Ces vertus monastiques des origines et qui perdurent de nos jours sont principalement : les veilles, l’assiduité à la lecture, la constance, le jeûne et le repos sans confort — voire à même le sol chez les premiers moines. Il ne faut pas s’y tromper, il ne faut pas voir ici une quelconque punition du corps mauvais, ni de la maltraitance par imitation des souffrances du Christ, ou comme une mortification ; nous n’avons devant nous que la liste des armes nécessaires pour le combat spirituel.

Les veilles et la lectio divina vont de pair.
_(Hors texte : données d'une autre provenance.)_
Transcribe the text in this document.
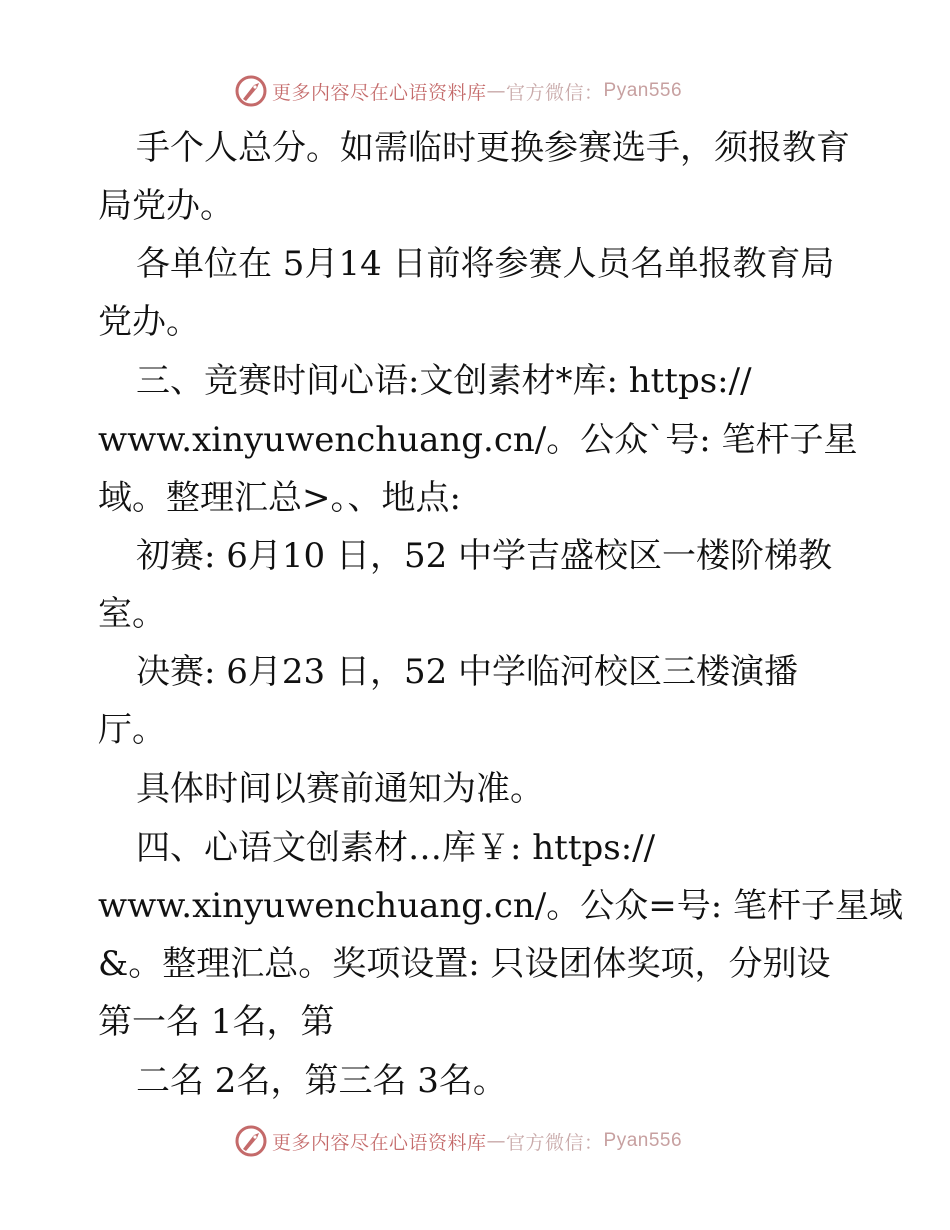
更多内容尽在心语资料库 — 官方微信： Pyan556
手个人总分。如需临时更换参赛选手，须报教育
局党办。
各单位在 5月14 日前将参赛人员名单报教育局
党办。
三、竞赛时间心语:文创素材*库: https://
www.xinyuwenchuang.cn/。公众`号: 笔杆子星
域。整理汇总>。、地点:
初赛: 6月10 日，52 中学吉盛校区一楼阶梯教
室。
决赛: 6月23 日，52 中学临河校区三楼演播
厅。
具体时间以赛前通知为准。
四、心语文创素材…库￥: https://
www.xinyuwenchuang.cn/。公众=号: 笔杆子星域
&。整理汇总。奖项设置: 只设团体奖项，分别设
第一名 1名，第
二名 2名，第三名 3名。
更多内容尽在心语资料库 — 官方微信： Pyan556
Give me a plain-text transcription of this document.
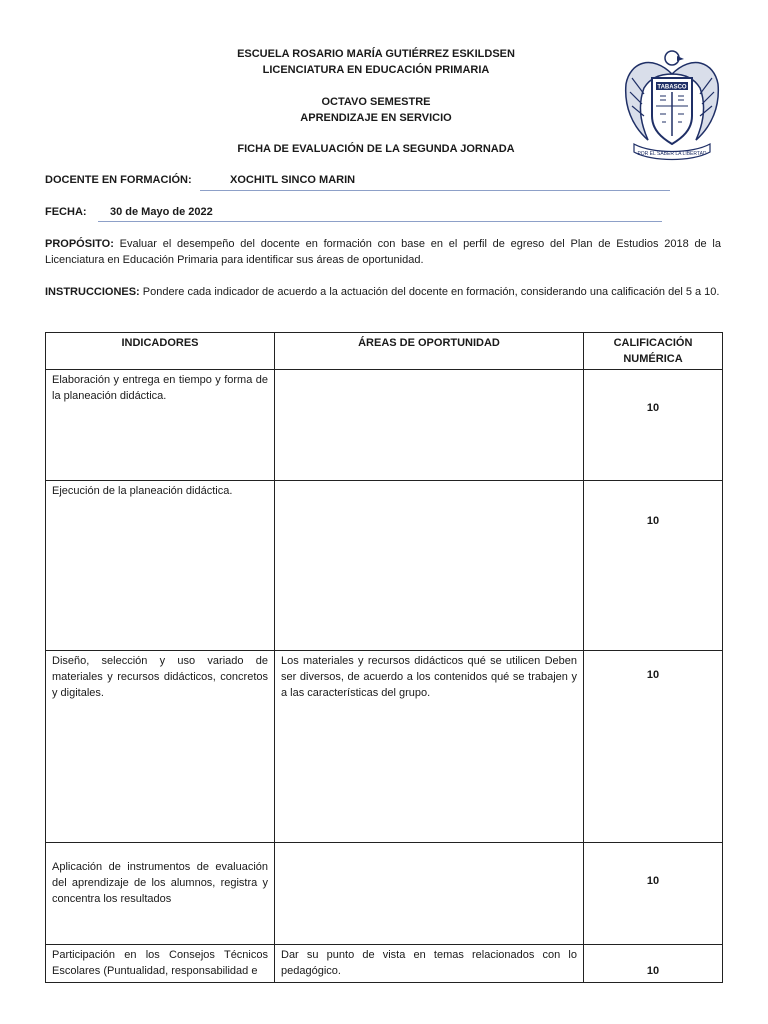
ESCUELA ROSARIO MARÍA GUTIÉRREZ ESKILDSEN
LICENCIATURA EN EDUCACIÓN PRIMARIA
OCTAVO SEMESTRE
APRENDIZAJE EN SERVICIO
FICHA DE EVALUACIÓN DE LA SEGUNDA JORNADA
TABASCO
POR EL SABER LA LIBERTAD
DOCENTE EN FORMACIÓN:	XOCHITL SINCO MARIN
FECHA: 30 de Mayo de 2022
PROPÓSITO: Evaluar el desempeño del docente en formación con base en el perfil de egreso del Plan de Estudios 2018 de la Licenciatura en Educación Primaria para identificar sus áreas de oportunidad.
INSTRUCCIONES: Pondere cada indicador de acuerdo a la actuación del docente en formación, considerando una calificación del 5 a 10.
INDICADORES	ÁREAS DE OPORTUNIDAD	CALIFICACIÓN
NUMÉRICA

Elaboración y entrega en tiempo y forma de la planeación didáctica.		10

Ejecución de la planeación didáctica.		10

Diseño, selección y uso variado de materiales y recursos didácticos, concretos y digitales.	Los materiales y recursos didácticos qué se utilicen Deben ser diversos, de acuerdo a los contenidos qué se trabajen y a las características del grupo.	10

Aplicación de instrumentos de evaluación del aprendizaje de los alumnos, registra y concentra los resultados		10

Participación en los Consejos Técnicos Escolares (Puntualidad, responsabilidad e	Dar su punto de vista en temas relacionados con lo pedagógico.	10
C’est durant la nuit, alors que tout semble arrêté dans le silence, que l’esprit peut être le plus disponible, n’étant plus dérangé ni distrait par la nature éveillée. Une seconde raison de veiller est de maintenir autant que faire se peut sa conscience éveillée, alors qu’à ces heures, elle s’abandonne ordinairement au sommeil comme à un anéantissement. Notre auteur précise cette disposition spirituelle :

Ce n’est pas pour jouir d’elle-même que la conscience du moine s’exerce à cette lucidité que la paresse des autres hommes leur refuse. La mention conjointe des veilles et de la lecture est révélatrice. Le moine ne reste éveillé dans le silence des créatures ensevelies sous le sommeil de la nuit, que pour écouter, sans plus de bruits parasitaires, la Parole divine. Ce n’est pas de lui-même, ou d’une pure immanence divine, comme celle que poursuit l’ascèse plotinienne [10], qu’il va remplir sa conscience éveillée du sommeil commun : c’est toujours du Dieu qui parle. Sa vigilance est celle de Samuel, l’oreille tendue pour entendre la voix divine et ne pas manquer d’y répondre [11].

C’est donc dans cette solitude de la nuit que le moine est le plus disponible pour recevoir le message de son Seigneur.
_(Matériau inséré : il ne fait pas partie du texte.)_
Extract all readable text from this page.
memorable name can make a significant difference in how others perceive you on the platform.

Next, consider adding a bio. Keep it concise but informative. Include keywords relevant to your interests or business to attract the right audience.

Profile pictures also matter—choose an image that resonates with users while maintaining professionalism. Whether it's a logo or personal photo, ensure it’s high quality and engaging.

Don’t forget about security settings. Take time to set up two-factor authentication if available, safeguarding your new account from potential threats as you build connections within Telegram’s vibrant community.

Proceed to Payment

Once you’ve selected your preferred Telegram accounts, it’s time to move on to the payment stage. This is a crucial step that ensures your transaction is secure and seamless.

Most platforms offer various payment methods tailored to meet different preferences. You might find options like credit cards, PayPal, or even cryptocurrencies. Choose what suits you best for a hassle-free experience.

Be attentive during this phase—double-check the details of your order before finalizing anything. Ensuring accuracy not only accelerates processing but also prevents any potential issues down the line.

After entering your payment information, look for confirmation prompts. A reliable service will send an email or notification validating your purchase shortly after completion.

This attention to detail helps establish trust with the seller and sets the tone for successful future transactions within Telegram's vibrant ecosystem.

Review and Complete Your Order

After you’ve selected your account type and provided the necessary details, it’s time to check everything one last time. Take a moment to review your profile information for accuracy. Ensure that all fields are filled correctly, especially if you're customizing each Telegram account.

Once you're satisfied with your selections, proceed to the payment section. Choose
Les autres vertus monastiques (constance, jeûne et refus du confort) sont les contreparties négatives des deux précédentes ; elles donnent la liberté à l’âme de pratiquer les premières sans entrave. La constance, ou plus précisément la force de caractère, la domination sur soi-même conduit le moine à lutter contre tout amollissement de la personne, afin d’être constamment tendu vers le but qu’il s’est choisi. Cette constance dans l’ascèse ainsi que les jeûnes et le refus du confort physique sont les grands remèdes pour combattre les désirs sensuels au sens le plus étroit. Dès le début du monachisme, le jeûne et le refus du confort sont reconnus comme les adjuvants nécessaires à une pratique de la chasteté. On appliquera ce manque de confort dans certains ordres monastiques par le sommeil en dortoir, les lits parfois assez sommaires, et même parfois le moine dort avec son habit.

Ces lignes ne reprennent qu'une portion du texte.